HC Deb 18 March 1975 vol 888 cc1441-3
12. Mr. Dalyell

asked the Secretary of State for Employment if he will list the functions of his Department in Scotland.

Mr. Foot

As throughout Great Britain, my Department in Scotland provides manpower intelligence and participates in economic planning, collects statistics of employment, earnings, industrial disputes, and retail prices, and collates statistics of unemployment and vacancies. It administers regional employment premiums, deals with claims for rebate and guarantee payments in connection with redundancy payments, and provides the Wages Inspectorate, the Race Relations Advisory Service, and the Unemployment Benefit Service. It also provides lay support staff to the industrial tribunals and is responsible for supervision and inspection of the careers service provided in some areas by education authorities and in others by the Employment Service Agency.
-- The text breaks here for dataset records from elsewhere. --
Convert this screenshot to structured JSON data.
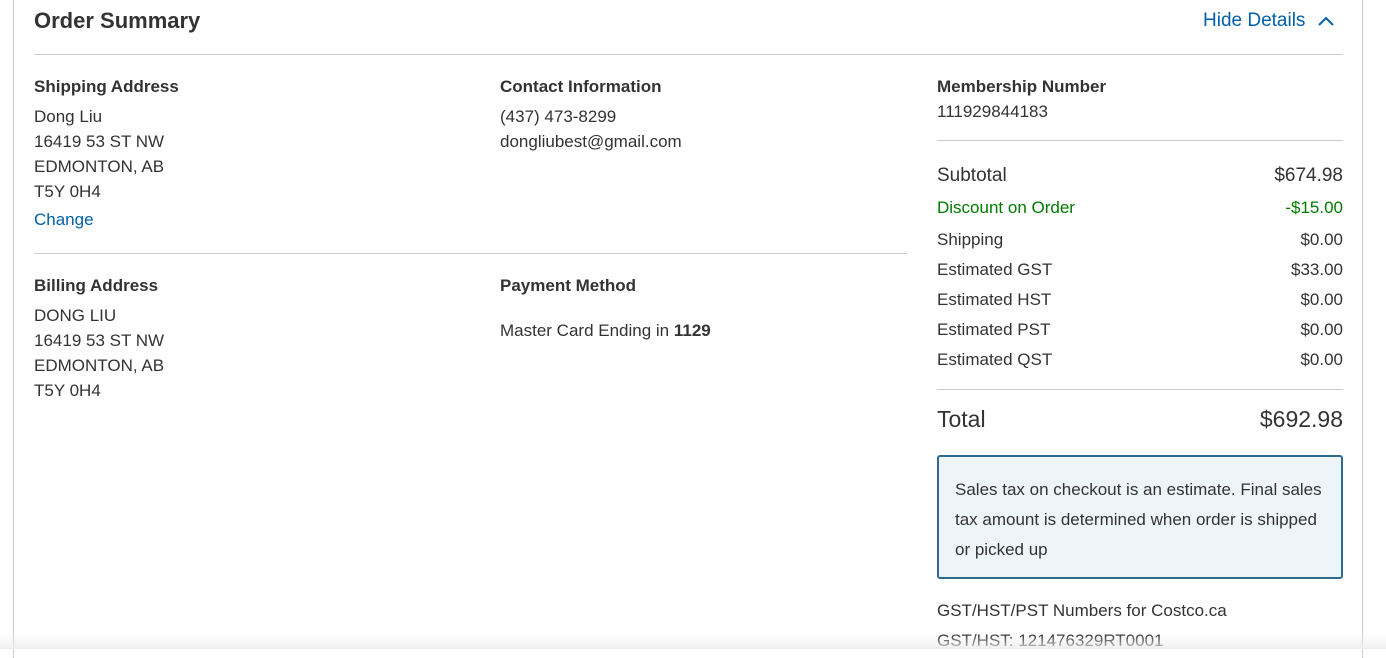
{
  "header": {
    "title": "Order Summary",
    "hide_details": "Hide Details"
  },
  "shipping": {
    "label": "Shipping Address",
    "lines": [
      "Dong Liu",
      "16419 53 ST NW",
      "EDMONTON, AB",
      "T5Y 0H4"
    ],
    "change": "Change"
  },
  "contact": {
    "label": "Contact Information",
    "phone": "(437) 473-8299",
    "email": "dongliubest@gmail.com"
  },
  "membership": {
    "label": "Membership Number",
    "number": "111929844183"
  },
  "billing": {
    "label": "Billing Address",
    "lines": [
      "DONG LIU",
      "16419 53 ST NW",
      "EDMONTON, AB",
      "T5Y 0H4"
    ]
  },
  "payment": {
    "label": "Payment Method",
    "text": "Master Card Ending in",
    "last4": "1129"
  },
  "summary": {
    "subtotal": {
      "label": "Subtotal",
      "value": "$674.98"
    },
    "discount": {
      "label": "Discount on Order",
      "value": "-$15.00"
    },
    "shipping": {
      "label": "Shipping",
      "value": "$0.00"
    },
    "gst": {
      "label": "Estimated GST",
      "value": "$33.00"
    },
    "hst": {
      "label": "Estimated HST",
      "value": "$0.00"
    },
    "pst": {
      "label": "Estimated PST",
      "value": "$0.00"
    },
    "qst": {
      "label": "Estimated QST",
      "value": "$0.00"
    },
    "total": {
      "label": "Total",
      "value": "$692.98"
    }
  },
  "note": "Sales tax on checkout is an estimate. Final sales tax amount is determined when order is shipped or picked up",
  "tax_numbers": {
    "heading": "GST/HST/PST Numbers for Costco.ca",
    "gst_hst": "GST/HST: 121476329RT0001"
  },
  "colors": {
    "link": "#0060a9",
    "discount": "#007a00",
    "note_border": "#2e6b8f",
    "note_bg": "#eef5f9"
  },
  "icons": {
    "hide_details": "chevron-up-icon"
  }
}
It collaborates with the Scottish Office and other Departments of State with the employment service and training services agencies of the Manpower Services Commission, the Health and Safety Executive of the Health and Safety Commission and the Advisory, Conciliation and Arbitration Service, which also have the same functions in Scotland as in England and Wales.

Mr. Dalyell

Whew! What would be the benefit either in terms of better service or of return to the Scottish taxpayer if these functions were hived off to a Scottish Assembly?

Mr. Foot:

That is a different matter, which is already being discussed in the devolution discussions that are taking place. I know that at this stage my hon. Friend would not expect me to intrude in those discussions. I thought that he and the rest of the House would like to know how much work we are doing in Scotland.

Mr. Henderson

Is the right hon. Gentleman aware that he may be assured that we are most impressed by the long list of functions that his Department carries out? At least we are impressed, although it appears that the right hon. Gentleman's hon. Friend, the Member for West Lothian (Mr. Dalyell), is not. Does the right hon. Gentleman accept that there is a dominant feeling in Scotland that there is a need for a service which is much closer to the Scottish people? Is he aware that the Scottish people are becoming increasingly concerned that the social contract is not providing enough for them, in that costs in Scotland are comparable to those in the South-East of England but there is no London weighting for the people of Scotland? Will the right hon. Gentleman take into account the need to redress the balance and to bring social justice to the working people of Scotland?

Mr. Foot

I have looked at the figures which compare wage rates in Scotland with those in the rest of the country. The figures that I have seen do not bear out what the hon. Gentleman is suggesting. Indeed, I think that he is making a wrong deduction from the figures. As he knows very well, the organisations to which I have referred confer great benefits on the people of Scotland. I think that the hon. Gentleman fully appreciates that.

Mr. Lipton

In the collection of unemployment statistics to which my right hon. Friend referred, has he come across any employment exchange which has more registered unemployed than the 4,023 so registered at the Brixton employment exchange?

Mr. Foot

My hon. Friend travels a long way to get to his own question. I am happy to look at the situation in Brixton even if I have to get there via the North of Scotland.